Der letztgenannte Bereich findet sich zum Beispiel bei Schachprogramms. In diesem Fall erstellt das Programm einen (Such-)Baum aller möglichen Züge, der Züge, die der Gegner noch einmal machen kann, der nächsten Züge des Programms selbst usw. Wenn wir allen Ergebnissen eine Punktzahl zuweisen, kann der beste Zug bestimmt werden. Eine hohe Punktzahl ist ein gutes Ergebnis für das Programm. Die Bestimmung des besten Zuges erfolgt dann durch die Wahl der maximalen Punktzahl für den eigenen Zug in jedem Zweig des Baumes und die minimale Punktzahl für den Zug eines Gegners. So erzielen Sie den besten Zug.
Beispiel
Nehmen wir das unten gezeigte Spiel als Beispiel. Das obere Bild stellt den Spielplan dar. Das Spiel beginnt mit dem Platzieren einer Münze auf dem oberen Kreis. Die Spieler wechseln sich ab: Robin schiebt die Münze entlang einer roten Linie und dann schiebt Esmeralda die Münze entlang einer grünen Linie. Schließlich kommt die Münze in einen Kreis mit einer Zahl und das ist der Betrag, den Robin an Esmeralda zahlen muss.

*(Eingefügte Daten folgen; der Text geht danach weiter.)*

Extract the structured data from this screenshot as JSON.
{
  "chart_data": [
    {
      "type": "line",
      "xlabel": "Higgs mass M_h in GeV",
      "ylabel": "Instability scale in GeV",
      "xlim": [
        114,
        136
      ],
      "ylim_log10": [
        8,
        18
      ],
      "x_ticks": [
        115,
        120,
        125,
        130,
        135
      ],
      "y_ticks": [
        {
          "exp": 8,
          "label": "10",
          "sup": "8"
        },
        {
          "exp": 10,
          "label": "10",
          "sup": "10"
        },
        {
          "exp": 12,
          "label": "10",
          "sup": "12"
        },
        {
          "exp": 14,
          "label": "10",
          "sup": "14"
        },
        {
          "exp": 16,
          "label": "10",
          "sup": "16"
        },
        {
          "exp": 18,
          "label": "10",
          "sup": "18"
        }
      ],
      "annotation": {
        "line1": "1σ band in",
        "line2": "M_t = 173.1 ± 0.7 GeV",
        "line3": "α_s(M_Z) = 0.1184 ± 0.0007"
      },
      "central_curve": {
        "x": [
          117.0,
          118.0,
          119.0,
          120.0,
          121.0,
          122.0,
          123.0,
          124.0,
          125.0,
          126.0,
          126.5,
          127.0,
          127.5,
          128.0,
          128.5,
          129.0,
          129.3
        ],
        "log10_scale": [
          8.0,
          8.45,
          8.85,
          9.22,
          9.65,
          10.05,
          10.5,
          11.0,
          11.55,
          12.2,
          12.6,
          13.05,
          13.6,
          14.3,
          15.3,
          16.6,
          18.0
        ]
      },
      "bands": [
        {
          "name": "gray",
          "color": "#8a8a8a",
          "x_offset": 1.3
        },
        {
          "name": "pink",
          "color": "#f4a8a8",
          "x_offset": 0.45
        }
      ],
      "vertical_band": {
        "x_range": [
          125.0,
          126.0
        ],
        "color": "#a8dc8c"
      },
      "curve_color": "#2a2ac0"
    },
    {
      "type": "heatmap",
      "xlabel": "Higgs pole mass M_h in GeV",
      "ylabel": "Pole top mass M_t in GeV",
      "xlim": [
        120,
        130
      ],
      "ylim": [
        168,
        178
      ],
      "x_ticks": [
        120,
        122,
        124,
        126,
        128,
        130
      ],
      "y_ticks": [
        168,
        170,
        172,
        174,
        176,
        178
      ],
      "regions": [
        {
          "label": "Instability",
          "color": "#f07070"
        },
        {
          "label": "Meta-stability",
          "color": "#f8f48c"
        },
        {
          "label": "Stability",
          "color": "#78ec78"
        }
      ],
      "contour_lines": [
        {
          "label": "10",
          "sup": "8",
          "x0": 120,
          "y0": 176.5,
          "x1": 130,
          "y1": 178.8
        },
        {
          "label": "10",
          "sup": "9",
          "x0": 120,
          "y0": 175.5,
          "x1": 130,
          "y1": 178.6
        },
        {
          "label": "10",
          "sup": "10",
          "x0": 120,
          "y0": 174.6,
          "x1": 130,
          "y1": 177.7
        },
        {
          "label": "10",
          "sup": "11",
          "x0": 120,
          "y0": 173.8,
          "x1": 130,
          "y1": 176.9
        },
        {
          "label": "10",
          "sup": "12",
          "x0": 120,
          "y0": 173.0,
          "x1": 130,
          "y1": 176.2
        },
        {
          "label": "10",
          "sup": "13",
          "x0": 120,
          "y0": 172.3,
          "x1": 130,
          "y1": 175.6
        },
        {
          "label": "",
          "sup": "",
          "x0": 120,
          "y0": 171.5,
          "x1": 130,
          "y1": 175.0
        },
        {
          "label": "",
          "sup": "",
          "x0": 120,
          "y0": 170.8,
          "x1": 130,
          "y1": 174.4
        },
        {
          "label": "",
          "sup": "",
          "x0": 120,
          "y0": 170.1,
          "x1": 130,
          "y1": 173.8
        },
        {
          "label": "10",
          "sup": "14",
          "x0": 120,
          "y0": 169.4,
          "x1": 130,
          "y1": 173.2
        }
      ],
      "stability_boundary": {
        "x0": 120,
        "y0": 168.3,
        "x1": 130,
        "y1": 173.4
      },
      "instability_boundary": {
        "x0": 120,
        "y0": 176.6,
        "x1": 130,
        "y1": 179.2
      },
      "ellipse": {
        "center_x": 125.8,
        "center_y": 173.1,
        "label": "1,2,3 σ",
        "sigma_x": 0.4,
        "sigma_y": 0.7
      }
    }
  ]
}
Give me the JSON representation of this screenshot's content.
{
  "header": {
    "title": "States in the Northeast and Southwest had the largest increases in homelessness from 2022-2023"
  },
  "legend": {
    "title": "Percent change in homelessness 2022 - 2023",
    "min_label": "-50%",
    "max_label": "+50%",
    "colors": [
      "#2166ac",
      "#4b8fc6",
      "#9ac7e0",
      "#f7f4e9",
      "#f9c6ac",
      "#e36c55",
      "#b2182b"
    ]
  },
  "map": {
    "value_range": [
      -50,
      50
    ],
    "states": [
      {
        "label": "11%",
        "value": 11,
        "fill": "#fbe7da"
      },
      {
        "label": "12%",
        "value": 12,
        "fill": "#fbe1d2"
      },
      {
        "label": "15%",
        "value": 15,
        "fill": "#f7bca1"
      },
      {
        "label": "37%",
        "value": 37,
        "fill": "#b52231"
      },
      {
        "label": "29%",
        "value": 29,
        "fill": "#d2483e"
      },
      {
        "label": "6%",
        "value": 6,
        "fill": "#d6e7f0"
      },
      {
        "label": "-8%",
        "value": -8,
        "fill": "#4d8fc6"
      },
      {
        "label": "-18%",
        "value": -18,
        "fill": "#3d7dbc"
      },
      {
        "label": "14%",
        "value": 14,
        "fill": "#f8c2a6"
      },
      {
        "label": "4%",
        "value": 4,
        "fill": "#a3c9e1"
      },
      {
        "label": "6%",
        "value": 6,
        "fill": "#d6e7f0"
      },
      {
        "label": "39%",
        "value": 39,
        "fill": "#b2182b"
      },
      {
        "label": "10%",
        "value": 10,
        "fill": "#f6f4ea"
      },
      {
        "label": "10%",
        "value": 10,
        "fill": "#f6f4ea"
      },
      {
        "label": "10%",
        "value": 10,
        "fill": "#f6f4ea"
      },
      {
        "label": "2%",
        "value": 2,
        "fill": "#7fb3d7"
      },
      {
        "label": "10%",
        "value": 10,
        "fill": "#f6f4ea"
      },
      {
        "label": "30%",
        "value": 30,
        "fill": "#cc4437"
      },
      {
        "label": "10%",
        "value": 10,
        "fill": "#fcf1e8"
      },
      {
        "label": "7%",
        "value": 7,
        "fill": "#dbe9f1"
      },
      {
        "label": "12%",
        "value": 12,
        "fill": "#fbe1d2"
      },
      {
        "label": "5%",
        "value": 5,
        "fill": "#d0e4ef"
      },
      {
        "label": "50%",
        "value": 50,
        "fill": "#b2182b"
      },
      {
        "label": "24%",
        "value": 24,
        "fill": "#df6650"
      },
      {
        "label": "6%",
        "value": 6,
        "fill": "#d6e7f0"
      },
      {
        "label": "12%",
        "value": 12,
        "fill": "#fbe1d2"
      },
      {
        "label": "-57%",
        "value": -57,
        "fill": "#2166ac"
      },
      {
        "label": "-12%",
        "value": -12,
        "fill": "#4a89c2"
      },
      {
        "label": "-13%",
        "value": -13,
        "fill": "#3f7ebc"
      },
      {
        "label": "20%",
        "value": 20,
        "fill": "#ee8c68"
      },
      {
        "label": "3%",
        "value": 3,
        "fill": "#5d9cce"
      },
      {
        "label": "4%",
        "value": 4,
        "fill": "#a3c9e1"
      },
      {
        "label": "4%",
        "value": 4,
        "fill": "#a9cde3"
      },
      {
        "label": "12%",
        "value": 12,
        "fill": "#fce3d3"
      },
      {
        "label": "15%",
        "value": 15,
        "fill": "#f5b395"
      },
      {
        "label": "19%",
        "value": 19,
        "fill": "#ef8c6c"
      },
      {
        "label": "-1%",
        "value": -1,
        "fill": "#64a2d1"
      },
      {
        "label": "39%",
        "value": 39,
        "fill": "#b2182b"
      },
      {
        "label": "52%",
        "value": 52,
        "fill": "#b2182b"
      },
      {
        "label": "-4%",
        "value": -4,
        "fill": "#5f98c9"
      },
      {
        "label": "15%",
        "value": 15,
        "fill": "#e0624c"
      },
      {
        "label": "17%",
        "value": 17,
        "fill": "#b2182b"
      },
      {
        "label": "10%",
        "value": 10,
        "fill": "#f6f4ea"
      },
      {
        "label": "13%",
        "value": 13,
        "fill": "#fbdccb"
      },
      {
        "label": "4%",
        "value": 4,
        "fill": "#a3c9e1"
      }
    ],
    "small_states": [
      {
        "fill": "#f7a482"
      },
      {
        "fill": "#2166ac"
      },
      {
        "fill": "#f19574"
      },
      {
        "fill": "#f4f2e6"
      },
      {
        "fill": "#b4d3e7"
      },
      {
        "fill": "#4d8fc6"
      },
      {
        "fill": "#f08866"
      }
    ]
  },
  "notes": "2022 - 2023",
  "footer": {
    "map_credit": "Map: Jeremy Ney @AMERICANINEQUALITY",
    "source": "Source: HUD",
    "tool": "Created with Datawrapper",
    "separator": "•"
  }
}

Zu den Funktionen des Spiels gehören:
- Es gibt keine Zyklen, es ist nicht möglich, dass das Spiel in einen bereits eingetretenen Zustand übergeht und das Spiel muss daher einmal enden.
- Das gilt auch für Schach, da Regeln hinzugefügt wurden, um Wiederholungen von Zügen zu verhindern.
- Beide Spieler haben volles Verständnis für die Situation.
- Dies gilt nicht für a Kartenspiel, wo die Spieler normalerweise nicht wissen, wie die Karten ausgeteilt werden.
- Der Spielverlauf wird nicht vom Zufall bestimmt.
- Es gibt kein Würfel, es werden keine Karten gemischt usw.
Esmeralda wird also versuchen, eine hohe Punktzahl zu erreichen und Robin strebt eine niedrige Punktzahl an. Wie spielt man jetzt richtig?
Befindet sich die Münze im blauen Kreis, ist Esmeralda an der Reihe. Sie kann zwischen 3, 8 und 6 wählen und wählt den höchsten Wert, also 8. Der blaue Kreis hat also den Wert 8. Auf die gleiche Weise können auch die anderen Kreise auf dieser Ebene einen Wert bekommen und somit ist das zweite Bild erstellt.
Befindet sich die Münze im rosa Kreis, ist Robin an der Reihe. Er kann zwischen 8 und 6 wählen und wählt den niedrigsten Wert, also 6. Der rosa Kreis hat den Wert 6.
Durch Berechnung des Baumes weiter hinten entsteht das dritte Bild. Der obere Kreis zeigt, wie das Spiel enden soll, wenn Robin und Esmeralda so gut wie möglich spielen.
Anwendung
Grundsätzlich ist es möglich, jede Partie, die die oben genannten Bedingungen erfüllt, vollständig zu berechnen, man weiß dann beispielsweise für jede Schachstellung, was der richtige Zug ist und wie die Partie enden wird.
Die Übung ist weniger einfach: Das Schachspiel hat dafür zu viele Möglichkeiten und die schnellsten Computers würde viele Milliarden Jahre dauern. Dies hält das Schachspiel interessant und überraschend. In einem anderen Spiel, wie z Tic Tac Toe, und auch im obigen Spiel zwischen Robin und Esmeralda ist es viel einfacher.
In der Brettspielnotation werden häufig ein Fragezeichen und ein Ausrufezeichen verwendet, um schlechte bzw. starke Züge zu markieren. Es ist klar, was ein starker Zug ist: Wenn ein Spieler Züge zur Verfügung hat, die zu einem Gewinn führen, muss er einen dieser Züge machen. Das ist ein starker Schritt. Jeder andere Zug ist ein schlechter Zug und wird mit einem Fragezeichen markiert.
Die Schlussfolgerung ist eigentlich, dass wirklich starke Züge nicht existieren. Es gibt keinen stärkeren Zug als den richtigen Zug. Trotzdem wird einem Zug oft ein Ausrufezeichen hinzugefügt, und es ist eher beabsichtigt, dass es sich um einen Zug handelt, der schlecht aussieht, aber dennoch richtig ist.